Durante muitas décadas, a história do período imperial brasileiro foi pensada a partir de duas temáticas essenciais: a revolução liberal como projeto inacabado e a escravidão. Resguardadas suas especificidades, as leituras tradicionais sobre as origens, as instituições e o percurso do Brasil independente, baseando-se em paradigmas do ideário liberal formulados no Oitocentos e (re)configurados à luz das interpretações posteriores, apontavam ao menos para três grandes assertivas: a conservação de uma incômoda herança colonial que impossibilitou o efetivo desenvolvimento de cidadãos; o profundo desarranjo das ideias e práticas políticas europeia e estadunidense aplicadas à dinâmica do liberalismo brasileiro, marcado pelo cativeiro de africanos; e, por último, porém não menos importante, a fase imperial do Brasil como momento desprovido de perfil próprio, sendo mera etapa entre a época colonial e a republicana de sua história.[3]

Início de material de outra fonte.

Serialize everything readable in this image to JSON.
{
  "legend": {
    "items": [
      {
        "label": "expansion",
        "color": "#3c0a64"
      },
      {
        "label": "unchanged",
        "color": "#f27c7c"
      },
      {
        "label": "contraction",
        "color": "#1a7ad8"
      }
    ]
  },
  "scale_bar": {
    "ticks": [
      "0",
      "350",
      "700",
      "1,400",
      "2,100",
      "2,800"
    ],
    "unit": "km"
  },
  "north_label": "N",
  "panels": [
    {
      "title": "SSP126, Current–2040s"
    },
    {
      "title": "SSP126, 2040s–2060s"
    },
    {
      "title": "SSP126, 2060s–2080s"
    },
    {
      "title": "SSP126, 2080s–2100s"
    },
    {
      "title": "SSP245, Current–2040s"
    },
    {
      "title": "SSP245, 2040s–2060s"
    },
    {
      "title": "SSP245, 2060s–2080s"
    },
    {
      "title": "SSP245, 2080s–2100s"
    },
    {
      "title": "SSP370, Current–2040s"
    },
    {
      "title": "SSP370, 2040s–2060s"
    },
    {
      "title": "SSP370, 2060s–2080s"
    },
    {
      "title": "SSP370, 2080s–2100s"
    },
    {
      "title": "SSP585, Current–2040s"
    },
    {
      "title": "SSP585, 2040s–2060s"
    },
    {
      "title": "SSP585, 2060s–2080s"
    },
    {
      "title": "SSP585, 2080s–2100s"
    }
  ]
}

Ao propor uma análise da ascensão de políticos paulistas e mineiros no processo de formação do Estado nacional brasileiro entre 1823 a 1834, enfatizando-se a criação das esferas do poder provincial em São Paulo e Minas Gerais, bem como a projeção desses agentes no cenário político da Corte fluminense, Oliveira vincula-se a um conjunto maior de estudos renovados sobre a formação do Império do Brasil. Essas interpretações, inspiradas por questões contemporâneas e pelas crescentes análises desenvolvidas nos programas de pós-graduação das universidades brasileiras a partir da segunda metade do século XX, vêm repensando a supremacia do “econômico” sobre as práticas e o imaginário dos agentes históricos, fazendo cair por terra conclusões que sublinham o suposto “atraso” da sociedade brasileira em relação à modernidade, sua intangibilidade e inconsistência no século XIX, como também a incompatibilidade entre liberalismo e a lógica escravista.[4]

Desse modo, unindo-se ao rol de análises que revalorizaram os estudos políticos em uma ampla variedade de temas, da cultura política ao constitucionalismo, da formação dos espaços públicos e formas de sociabilidades às identidades e às transformações das mentalidades dos agentes que experienciaram as rupturas entre os séculos XVIII e XIX, [5] o autor coloca em outra ordem de importância o papel da cultura e das iniciativas dos indivíduos, especialmente de paulistas e mineiros, na formação da sociedade brasileira e consolidação do projeto liberal moderado. Baseando-se em repertório amplo de fontes variadas, como documentos oficiais e periódicos, assim como em uma bibliografia abrangente e atualizada, Oliveira joga luz sobre o arranjo de relações que envolveram instituições e homens, marcando a consolidação da província como novo lócus de poder.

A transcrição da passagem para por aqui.